Les séries télé françaises affichent (enfin) leurs ambitions
Avec Sambre, D’argent et de sang et Tout va bien, la France vient de réaliser un hat trick. Le début d’une nouvelle ère plus inspirée pour les séries françaises? On croise les doigts.
C’est ce qu’on appellerait en foot une bonne séquence de jeu. Même si ça fait un peu mal de le reconnaître -le souvenir de la défaite de 2018 en demi-finale reste douloureux, et on hésite toujours à caresser le chauvinisme urticant de nos voisins dans le sens du poil-, la France vient d’aligner quelques dribbles ébouriffants sur la pelouse des séries télé.
Ceux qui ont déjà pu découvrir Sambre sur France 2 ou sur Auvio savent de quoi je parle. Dans cette minisérie sidérante, Jean-Xavier de Lestrade rembobine le film d’une affaire sordide -dite du “violeur de la Sambre”- pour radiographier les dysfonctionnements chroniques d’une société sûre de son patriarcat. Grâce à une construction panoptique limpide -chaque épisode épouse le point de vue d’un protagoniste différent-, sa reconstitution réussit à cerner la banalité du mal, mais surtout à nous glisser dans la peau de ces dizaines de femmes dont la parole, et donc les souffrances, ont été niées, par bêtise, par incompétence ou par solidarité virile, les condamnant à errer dans une sorte de néant existentiel.
Pas le temps de se remettre de ses émotions qu’une nouvelle production hexagonale nous cueillait aux abords du grand rectangle plat. Son nom: D’argent et de sang. Diffusée sur Canal+ et malheureusement encore inédite chez nous (mais qu’attend donc BeTV?), elle propulse la création sérielle française dans une nouvelle dimension. Ici aussi, une affaire judiciaire retentissante -l’arnaque à la TVA sur les quotas carbone, qualifiée à l’occasion de “casse du siècle”- nourrit un scénario rusé et haletant. Et ici aussi, le maître d’ouvrage Xavier Giannoli s’appuie sur le réel pour cartographier les maux qui rongent notre démocratie. En vrac: l’appât du gain, le capitalisme sauvage, le greenwashing, l’inconséquence politique, la vanité des puissants…

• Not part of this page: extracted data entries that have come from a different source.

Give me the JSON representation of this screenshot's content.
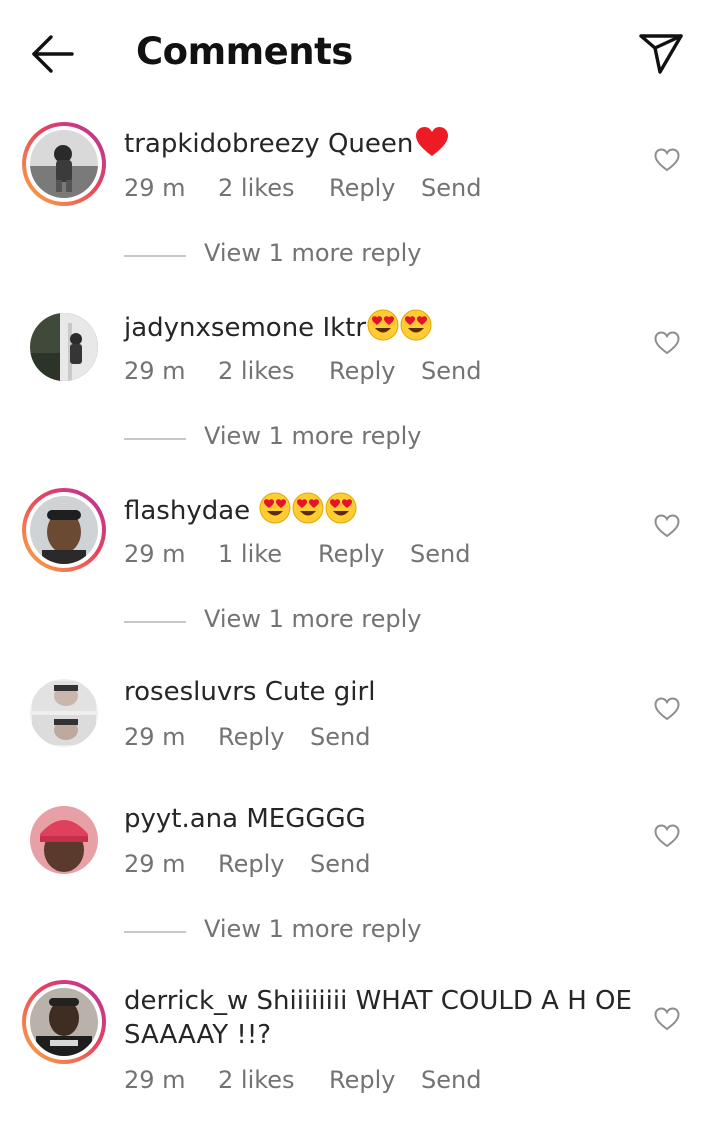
{
  "header": {
    "title": "Comments",
    "back_icon": "arrow-left-icon",
    "share_icon": "paper-plane-icon"
  },
  "colors": {
    "text": "#262626",
    "secondary": "#737373",
    "story_ring_start": "#f9b043",
    "story_ring_end": "#b230a2",
    "heart": "#ed1c24"
  },
  "comments": [
    {
      "username": "trapkidobreezy",
      "text": "Queen",
      "emoji": "red-heart",
      "time": "29 m",
      "likes": "2 likes",
      "reply": "Reply",
      "send": "Send",
      "more_replies": "View 1 more reply",
      "story_ring": true
    },
    {
      "username": "jadynxsemone",
      "text": "Iktr",
      "emoji": "heart-eyes x2",
      "time": "29 m",
      "likes": "2 likes",
      "reply": "Reply",
      "send": "Send",
      "more_replies": "View 1 more reply",
      "story_ring": false
    },
    {
      "username": "flashydae",
      "text": "",
      "emoji": "heart-eyes x3",
      "time": "29 m",
      "likes": "1 like",
      "reply": "Reply",
      "send": "Send",
      "more_replies": "View 1 more reply",
      "story_ring": true
    },
    {
      "username": "rosesluvrs",
      "text": "Cute girl",
      "time": "29 m",
      "reply": "Reply",
      "send": "Send",
      "story_ring": false
    },
    {
      "username": "pyyt.ana",
      "text": "MEGGGG",
      "time": "29 m",
      "reply": "Reply",
      "send": "Send",
      "more_replies": "View 1 more reply",
      "story_ring": false
    },
    {
      "username": "derrick_w",
      "text": "Shiiiiiiii WHAT COULD A H OE SAAAAY !!?",
      "time": "29 m",
      "likes": "2 likes",
      "reply": "Reply",
      "send": "Send",
      "story_ring": true
    }
  ]
}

Une fable morale qui se dévore comme un thriller. Transfuge du cinéma, le réalisateur a utilisé les codes du 7e art pour dynamiter un cadre formel parfois étroit, rivalisant en intensité et en percussion avec l’école américaine. Au jeu des comparaisons, ce sont d’ailleurs des longs métrages qui surgissent à l’esprit, comme The Big Short ou Margin Call, ces réquisitoires énervés de la crise des subprimes. Même si esthétiquement, tout oppose ces deux séries, elles se rejoignent sur un point: la décence et la justice ne tiennent qu’à l’intégrité d’un seul personnage (le flic Olivier Gourmet d’un côté, le magistrat Vincent Lindon de l’autre) qui a le courage d’aller jusqu’au bout de ses convictions malgré de forts vents contraires.

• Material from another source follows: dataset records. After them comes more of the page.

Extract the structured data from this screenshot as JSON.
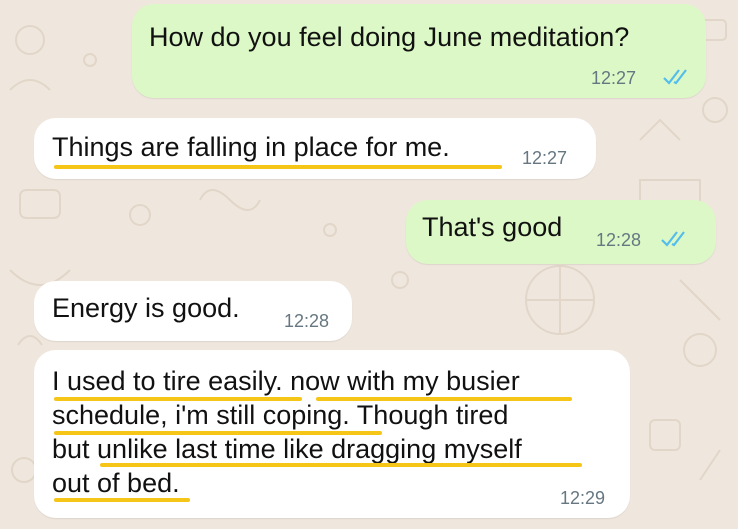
{
  "chat": {
    "colors": {
      "outgoing_bubble": "#dcf8c6",
      "incoming_bubble": "#ffffff",
      "read_ticks": "#53bdeb",
      "highlight_underline": "#f5c518",
      "background": "#efe7dd"
    },
    "messages": [
      {
        "direction": "outgoing",
        "text": "How do you feel doing June meditation?",
        "time": "12:27",
        "status_icon": "double-check-read-icon"
      },
      {
        "direction": "incoming",
        "text": "Things are falling in place for me.",
        "time": "12:27"
      },
      {
        "direction": "outgoing",
        "text": "That's good",
        "time": "12:28",
        "status_icon": "double-check-read-icon"
      },
      {
        "direction": "incoming",
        "text": "Energy is good.",
        "time": "12:28"
      },
      {
        "direction": "incoming",
        "lines": [
          "I used to tire easily. now with my busier",
          "schedule, i'm still coping. Though tired",
          "but unlike last time like dragging myself",
          "out of bed."
        ],
        "time": "12:29"
      }
    ]
  }
}
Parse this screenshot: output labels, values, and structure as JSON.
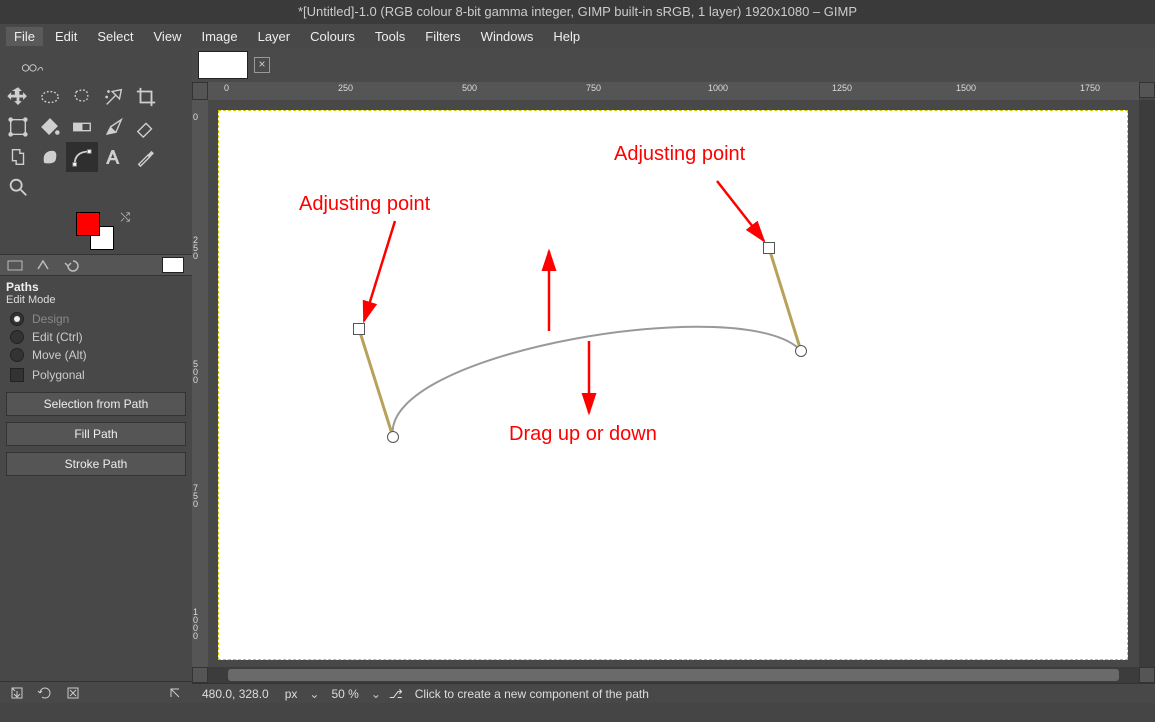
{
  "window": {
    "title": "*[Untitled]-1.0 (RGB colour 8-bit gamma integer, GIMP built-in sRGB, 1 layer) 1920x1080 – GIMP"
  },
  "menu": {
    "items": [
      "File",
      "Edit",
      "Select",
      "View",
      "Image",
      "Layer",
      "Colours",
      "Tools",
      "Filters",
      "Windows",
      "Help"
    ]
  },
  "panel": {
    "title": "Paths",
    "subtitle": "Edit Mode",
    "modes": [
      {
        "label": "Design",
        "checked": true,
        "dim": true
      },
      {
        "label": "Edit (Ctrl)",
        "checked": false,
        "dim": false
      },
      {
        "label": "Move (Alt)",
        "checked": false,
        "dim": false
      }
    ],
    "polygonal_label": "Polygonal",
    "buttons": {
      "selection": "Selection from Path",
      "fill": "Fill Path",
      "stroke": "Stroke Path"
    }
  },
  "swatch": {
    "fg": "#ff0000",
    "bg": "#ffffff"
  },
  "ruler": {
    "h_labels": [
      "0",
      "250",
      "500",
      "750",
      "1000",
      "1250",
      "1500",
      "1750"
    ],
    "v_labels": [
      "0",
      "250",
      "500",
      "750",
      "1000"
    ]
  },
  "annotations": {
    "adj1": "Adjusting point",
    "adj2": "Adjusting point",
    "drag": "Drag up or down"
  },
  "status": {
    "coords": "480.0, 328.0",
    "unit": "px",
    "zoom": "50 %",
    "hint": "Click to create a new component of the path"
  },
  "icons": {
    "move": "move-tool-icon",
    "rect-select": "rect-select-icon",
    "free-select": "free-select-icon",
    "fuzzy-select": "fuzzy-select-icon",
    "crop": "crop-icon",
    "transform": "transform-icon",
    "warp": "warp-icon",
    "bucket": "bucket-icon",
    "brush": "brush-icon",
    "eraser": "eraser-icon",
    "clone": "clone-icon",
    "smudge": "smudge-icon",
    "paths": "paths-icon",
    "text": "text-icon",
    "picker": "picker-icon",
    "zoom": "zoom-icon"
  }
}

Sur un terrain plus intime mais tout aussi sensible, je pourrais aussi faire mention de Tout va bien, autre bonne surprise de cette fin d’année. Ce n’est pas un hasard si derrière cette histoire de famille brisée, on trouve Camille de Castelnau, qui a bossé sur Le Bureau des légendes, dont on peut sans trop se tromper affirmer qu’elle marque un tournant dans l’Histoire des séries à la française en affichant des ambitions esthétiques et narratives peu vues jusque-là. L’indigence a longtemps dominé le PAF, par paresse, snobisme ou pour coller à l’antienne toxique qui voulait que la télé était réservée à “la ménagère de moins de 50 ans”, un slogan qui affolait les publicitaires. Qui se souvient ou a envie de se souvenir des Brigades du Tigre, de Vidocq ou de Hélène et les garçons (culte, mais uniquement au dernier degré du kitsch)?

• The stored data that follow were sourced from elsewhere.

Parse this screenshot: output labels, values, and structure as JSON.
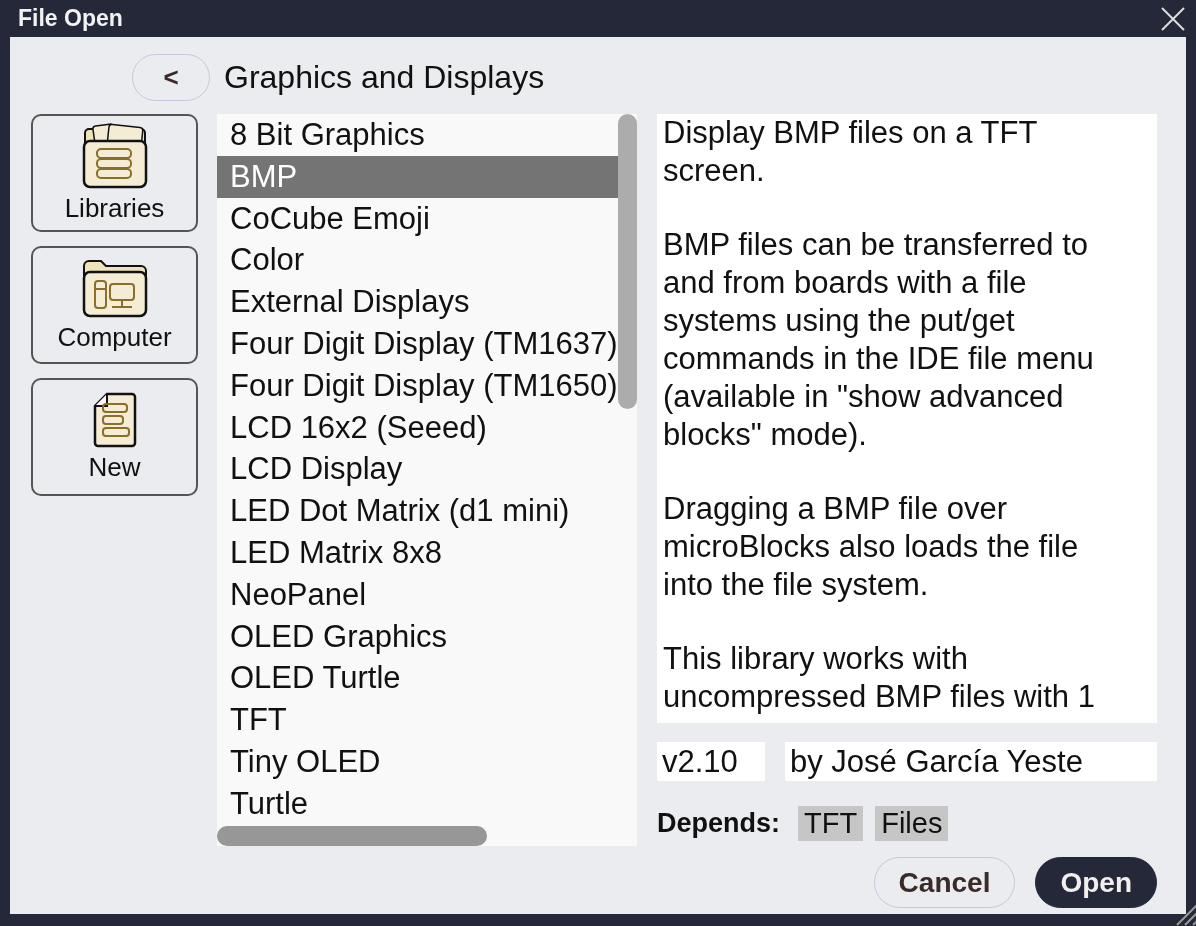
{
  "window": {
    "title": "File Open"
  },
  "back_button": {
    "label": "<"
  },
  "folder_title": "Graphics and Displays",
  "sidebar": [
    {
      "kind": "libraries",
      "label": "Libraries"
    },
    {
      "kind": "computer",
      "label": "Computer"
    },
    {
      "kind": "new",
      "label": "New"
    }
  ],
  "files": [
    {
      "name": "8 Bit Graphics",
      "selected": false
    },
    {
      "name": "BMP",
      "selected": true
    },
    {
      "name": "CoCube Emoji",
      "selected": false
    },
    {
      "name": "Color",
      "selected": false
    },
    {
      "name": "External Displays",
      "selected": false
    },
    {
      "name": "Four Digit Display (TM1637)",
      "selected": false
    },
    {
      "name": "Four Digit Display (TM1650)",
      "selected": false
    },
    {
      "name": "LCD 16x2 (Seeed)",
      "selected": false
    },
    {
      "name": "LCD Display",
      "selected": false
    },
    {
      "name": "LED Dot Matrix (d1 mini)",
      "selected": false
    },
    {
      "name": "LED Matrix 8x8",
      "selected": false
    },
    {
      "name": "NeoPanel",
      "selected": false
    },
    {
      "name": "OLED Graphics",
      "selected": false
    },
    {
      "name": "OLED Turtle",
      "selected": false
    },
    {
      "name": "TFT",
      "selected": false
    },
    {
      "name": "Tiny OLED",
      "selected": false
    },
    {
      "name": "Turtle",
      "selected": false
    }
  ],
  "description": [
    "Display BMP files on a TFT screen.",
    "BMP files can be transferred to and from boards with a file systems using the put/get commands in the IDE file menu (available in \"show advanced blocks\" mode).",
    "Dragging a BMP file over microBlocks also loads the file into the file system.",
    "This library works with uncompressed BMP files with 1"
  ],
  "version": "v2.10",
  "author": "by José García Yeste",
  "depends": {
    "label": "Depends:",
    "items": [
      "TFT",
      "Files"
    ]
  },
  "buttons": [
    {
      "kind": "secondary",
      "label": "Cancel"
    },
    {
      "kind": "primary",
      "label": "Open"
    }
  ]
}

Ce n’est pas faire injure que de rappeler cette vérité, les Français reconnaissant tacitement eux-mêmes le retard en plaçant seulement trois fictions locales -et encore, toutes post-années 2000, à savoir Le Bureau des légendes, Dix pour cent et Engrenages– dans le top 20 des meilleures séries de tous les temps (une statistique de juin 2023 qui figure en préambule du livre Les 1000 Séries à voir sans modération, paru chez Glénat).
C’est donc tout un secteur qui semble se mettre en mouvement. Tout bénéfice pour l’audiovisuel belge, qui pourrait en prendre de la graine -on attend toujours la confirmation des espoirs semés par Ennemi public ou La Trêve, la Nouvelle Vague(lette) belge. On va peut-être enfin pouvoir ranger au placard Joséphine, ange gardien et autres Capitaine Marleau. Ce n’est pas trop tôt.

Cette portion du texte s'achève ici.